Security fixes are applied to the current release and the two most recent releases.
| Version | Status |
|---|---|
| v4.0.2 | ✅ Active support |
| v4.0.1 | ✅ Active support |
| < v4.0.1 | ❌ Not supported |
As new versions are released, this table will be updated to reflect the current support window. Versions outside the support window are no longer actively patched.
Please do not disclose security vulnerabilities in public issues.
Use GitHub private vulnerability reporting if enabled for this repository, or contact us through one of the following:
- Email: support@aetherassembly.org
- Contact form: https://forms.gle/T4i7GGzaT3HUrffm9
- Aster (GitHub): @Aster1630
Please include in your report:
- A clear description of the issue
- Steps to reproduce
- Impact assessment
- Any suggested remediation or workaround
You can expect an initial acknowledgement within 7 days of receipt.
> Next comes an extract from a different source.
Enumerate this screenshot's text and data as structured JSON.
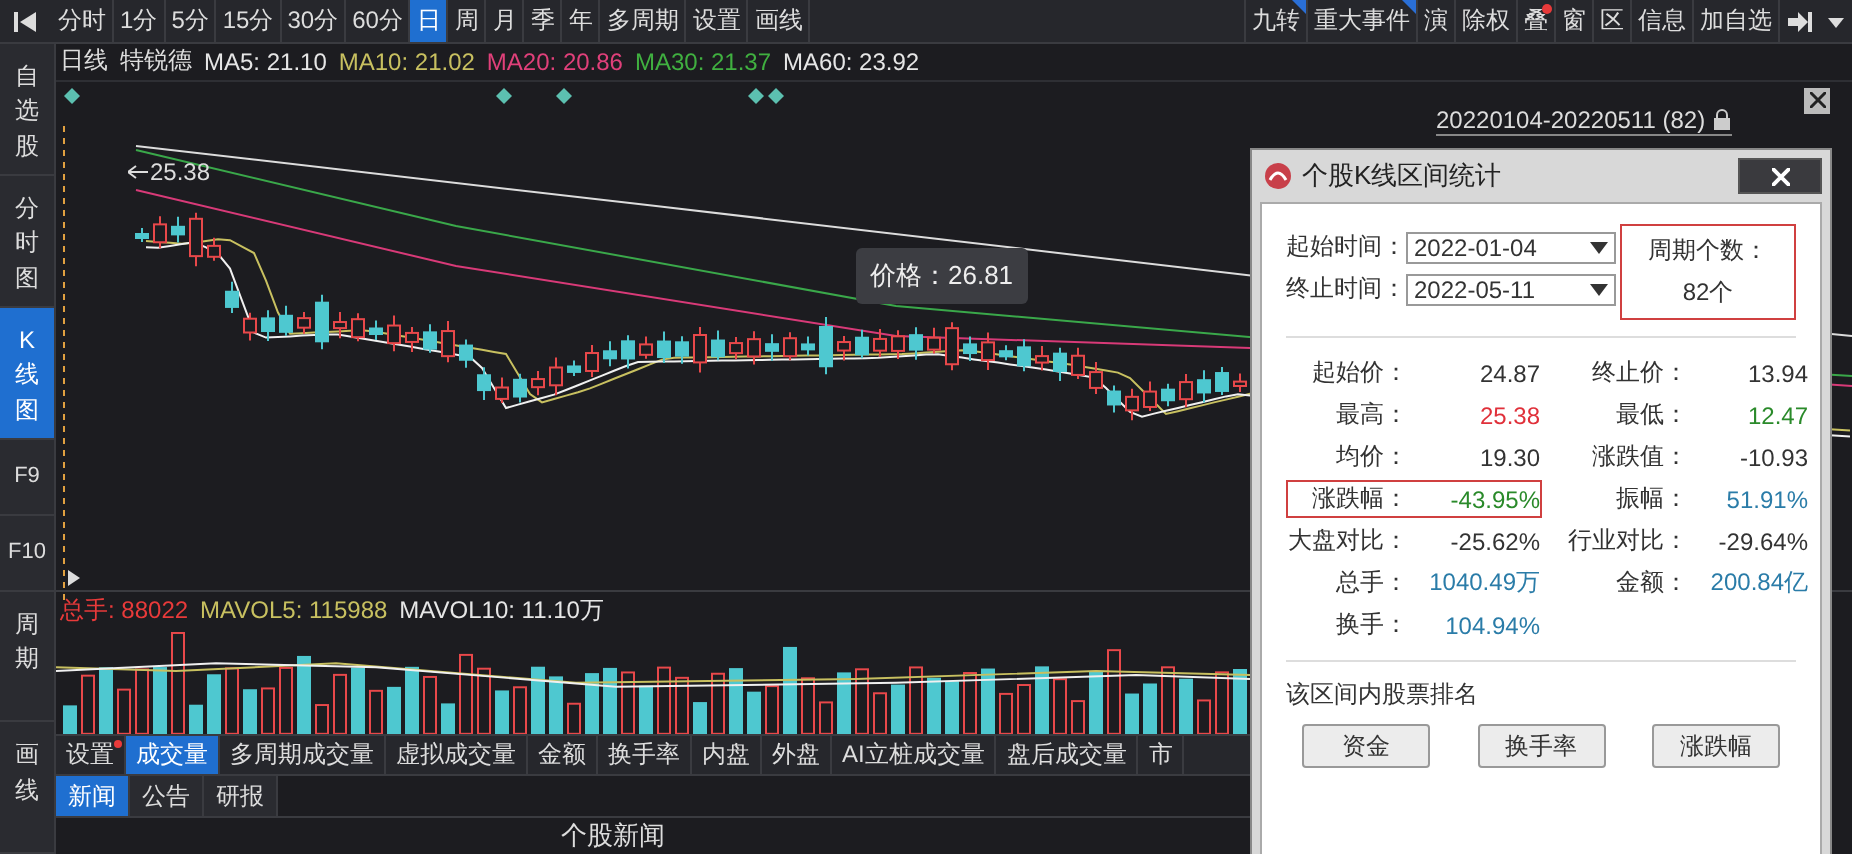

Attyre runs as an Electron desktop app. The most relevant security areas are:
- localStorage data handling and XSS prevention
- Electron contextBridge and IPC surface (renderer-to-main communication)
- Custom
app://protocol and filesystem image access on desktop - Third-party API usage (OpenStreetMap Nominatim, Open-Meteo)
- Dependency vulnerabilities in the JavaScript toolchain
General bugs, feature requests, and compatibility issues should be reported through the normal issue tracker.